Wednesday, December 30, 2009

Last School Day of the Year:

At my school, Baan Kok Yang, we celebrated this day by "feeding the monks." Monks do not "earn a living" in the conventional sense. They give to their communities by praying for them and presiding over celebrations and funerals, blessing people and things, etc.

In return, the communities provide for them. In most places, the monks go out each morning with their Alms Bowls and people put food for the day in the bowls--rice, curry, fruit or whatever they have. Monks eat only one meal per day--in the morning. Then they eat nothing until the next morning.

At our school, each child brought a bag from home and the teachers each made up a bag of food. Cooked foods such as rice or soups are put into plastic bags and tied with a rubber band. But on this day, staples--including canned goods, raw rice, bottles of water, etc.--are given.
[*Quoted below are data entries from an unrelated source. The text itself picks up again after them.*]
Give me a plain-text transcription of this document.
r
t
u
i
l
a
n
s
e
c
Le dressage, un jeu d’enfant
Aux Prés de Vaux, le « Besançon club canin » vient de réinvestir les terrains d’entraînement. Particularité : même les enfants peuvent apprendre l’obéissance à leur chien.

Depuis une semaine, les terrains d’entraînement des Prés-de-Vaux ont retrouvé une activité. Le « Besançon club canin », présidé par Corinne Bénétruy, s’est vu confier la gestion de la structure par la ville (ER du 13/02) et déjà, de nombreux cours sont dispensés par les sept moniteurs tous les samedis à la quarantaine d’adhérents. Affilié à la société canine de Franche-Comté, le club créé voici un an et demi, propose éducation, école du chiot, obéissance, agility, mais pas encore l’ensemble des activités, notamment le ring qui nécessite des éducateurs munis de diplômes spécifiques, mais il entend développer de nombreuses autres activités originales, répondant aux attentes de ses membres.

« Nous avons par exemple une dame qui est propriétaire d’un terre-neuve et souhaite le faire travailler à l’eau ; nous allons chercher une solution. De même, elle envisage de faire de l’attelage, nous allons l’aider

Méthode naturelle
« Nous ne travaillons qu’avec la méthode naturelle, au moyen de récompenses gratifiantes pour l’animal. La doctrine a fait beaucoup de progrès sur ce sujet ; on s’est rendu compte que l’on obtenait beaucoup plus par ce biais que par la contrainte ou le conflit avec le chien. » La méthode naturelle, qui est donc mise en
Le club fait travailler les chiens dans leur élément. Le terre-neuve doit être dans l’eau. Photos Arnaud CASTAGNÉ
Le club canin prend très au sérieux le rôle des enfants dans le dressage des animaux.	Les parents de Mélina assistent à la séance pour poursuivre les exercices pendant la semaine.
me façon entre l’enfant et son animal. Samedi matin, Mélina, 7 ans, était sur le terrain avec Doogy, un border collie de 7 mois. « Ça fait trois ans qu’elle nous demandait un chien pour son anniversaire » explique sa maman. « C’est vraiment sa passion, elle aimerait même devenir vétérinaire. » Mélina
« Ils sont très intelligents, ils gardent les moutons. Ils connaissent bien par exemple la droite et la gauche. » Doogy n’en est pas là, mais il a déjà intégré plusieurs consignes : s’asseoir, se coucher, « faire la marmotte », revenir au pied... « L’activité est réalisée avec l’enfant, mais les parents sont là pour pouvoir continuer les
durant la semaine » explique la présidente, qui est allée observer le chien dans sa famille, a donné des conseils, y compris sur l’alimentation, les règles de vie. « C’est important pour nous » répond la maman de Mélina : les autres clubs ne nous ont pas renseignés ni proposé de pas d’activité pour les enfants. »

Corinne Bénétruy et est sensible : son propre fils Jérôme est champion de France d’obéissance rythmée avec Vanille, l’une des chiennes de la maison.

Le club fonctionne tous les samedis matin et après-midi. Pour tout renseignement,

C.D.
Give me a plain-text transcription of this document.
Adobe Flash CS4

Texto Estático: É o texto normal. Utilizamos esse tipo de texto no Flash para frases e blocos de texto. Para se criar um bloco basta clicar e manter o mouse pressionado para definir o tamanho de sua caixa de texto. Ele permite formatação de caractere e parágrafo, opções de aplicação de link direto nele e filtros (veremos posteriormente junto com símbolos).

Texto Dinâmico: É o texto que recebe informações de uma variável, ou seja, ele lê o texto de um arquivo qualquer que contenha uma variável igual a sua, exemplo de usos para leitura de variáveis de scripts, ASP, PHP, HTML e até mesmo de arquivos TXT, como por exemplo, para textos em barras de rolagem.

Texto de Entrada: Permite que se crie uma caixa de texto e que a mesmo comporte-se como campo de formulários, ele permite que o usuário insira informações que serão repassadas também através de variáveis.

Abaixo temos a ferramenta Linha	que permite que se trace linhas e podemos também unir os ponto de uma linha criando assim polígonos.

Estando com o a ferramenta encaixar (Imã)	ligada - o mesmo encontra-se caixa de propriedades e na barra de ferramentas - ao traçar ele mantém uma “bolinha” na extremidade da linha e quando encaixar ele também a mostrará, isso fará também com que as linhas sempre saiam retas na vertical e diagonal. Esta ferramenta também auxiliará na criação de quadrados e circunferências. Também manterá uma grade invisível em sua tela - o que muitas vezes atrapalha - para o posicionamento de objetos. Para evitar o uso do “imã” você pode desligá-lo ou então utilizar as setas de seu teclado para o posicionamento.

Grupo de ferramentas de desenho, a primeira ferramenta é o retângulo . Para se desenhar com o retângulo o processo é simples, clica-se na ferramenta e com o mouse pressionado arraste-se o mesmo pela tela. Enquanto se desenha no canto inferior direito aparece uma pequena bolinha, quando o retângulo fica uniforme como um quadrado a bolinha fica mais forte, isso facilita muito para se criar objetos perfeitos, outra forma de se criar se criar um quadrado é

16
Four monks came to our school and left with the back of a donated-for-the-day pick-up truck filled with bags of staples. They chanted, blessed us and prayed for us in the new year.

Wan Li, my host teacher, is Christian and a couple of the other teachers are Muslim. They may choose to participate or not in this very Buddhist tradition. Since the monks will starve if the people do not feed them, most participate. The monks are regarded as holy men by people of all faiths.

Waiting for the arrival of the important guests: the monks. Each child has his/her offering in hand.

Chants and prayers.

Gifts for the monks.

Alms bowls lined up and waiting to be filled.

Our four monks with their alms bowls worn in a sling around their shoulders.

Monk blessing the crowd by sprinkling us with water.

Making offerings to the monks.

Monks departing with the offerings given to them.

After the monks departed, there were no classes. The day was given over to partying. Wan Li had asked me "to please perform hula" on this day, so I came prepared in my mumuuu and brought my computer which has all my itunes music on it.

We couldn't fit everyone into one classroom where they had hooked my computer up to speakers, so I have to perform again on the first school day of the New Year, next Monday.

For the remainder of the day, those who had a chance to watch the hula performance "tried out their hula moves." They are familiar with Thai dancing and some had even heard of hula (Hawaiian dancing) long before I ever got here--so I am glad I brought a mumuuuu with me and could share it!

The partying was amazing. The teachers had their own party with lots of food--and the kids literally took over the classrooms, dancing (even on top of the desks), playing games, eating, running, shouting, etc. They were allowed to do whatever they wanted. In a prim, proper Thai school where everyone lines up in the morning in front of school for the National anthem and only good behavior is allowed, it was somewhat shocking to see the complete lack of any discipline or control. The kids just had a free-for-all great time.

"Today, is just have for fun," Wan Li explained. "Be happy. No work. Is good, yes?"

Yes, it was.

Wan Li on the left and a teacher from one of the lower grades on the right. She asked me to teach her some basic hula.

Students waiting for me to perform hula. This was one of the most unusual hula performances I have ever done. The kids kept bursting into applause all through the dance. I had explained first that hula always tells a story and told them to see if they could pick out the motions for ocean, waterfall, mountains, flowers, etc. that the song, "These Islands" is about. I chose that mele (song) because Thailand also has all of these things, and I hoped they could relate to it--and also learn some vocabulary words. They got very excited when they could tell what the motions were saying.


  1. Love the pics! These kids are beautiful. We have a feeling they will all be dancing hula before you leave. What a wonderful gift.

    Sara and Eddie

  2. Aw too cute! Sounds like you're having a good time and the people sound so lovely. Miss you and Happy New Year! Great pics as well. Love you!


  3. Looks like you'll have to learn the phrase "I'm sorry" :) (Re: Trying to speak a foreign language and saying "bad luck to you" when you mean to say "this is beautiful," will keep you humble.)


  4. sounds like a great day all around! ya know, i havent seen you hula before! maybe you could show me sometime?

    and, by the way, i love ur "random thoughts" section...i just found it!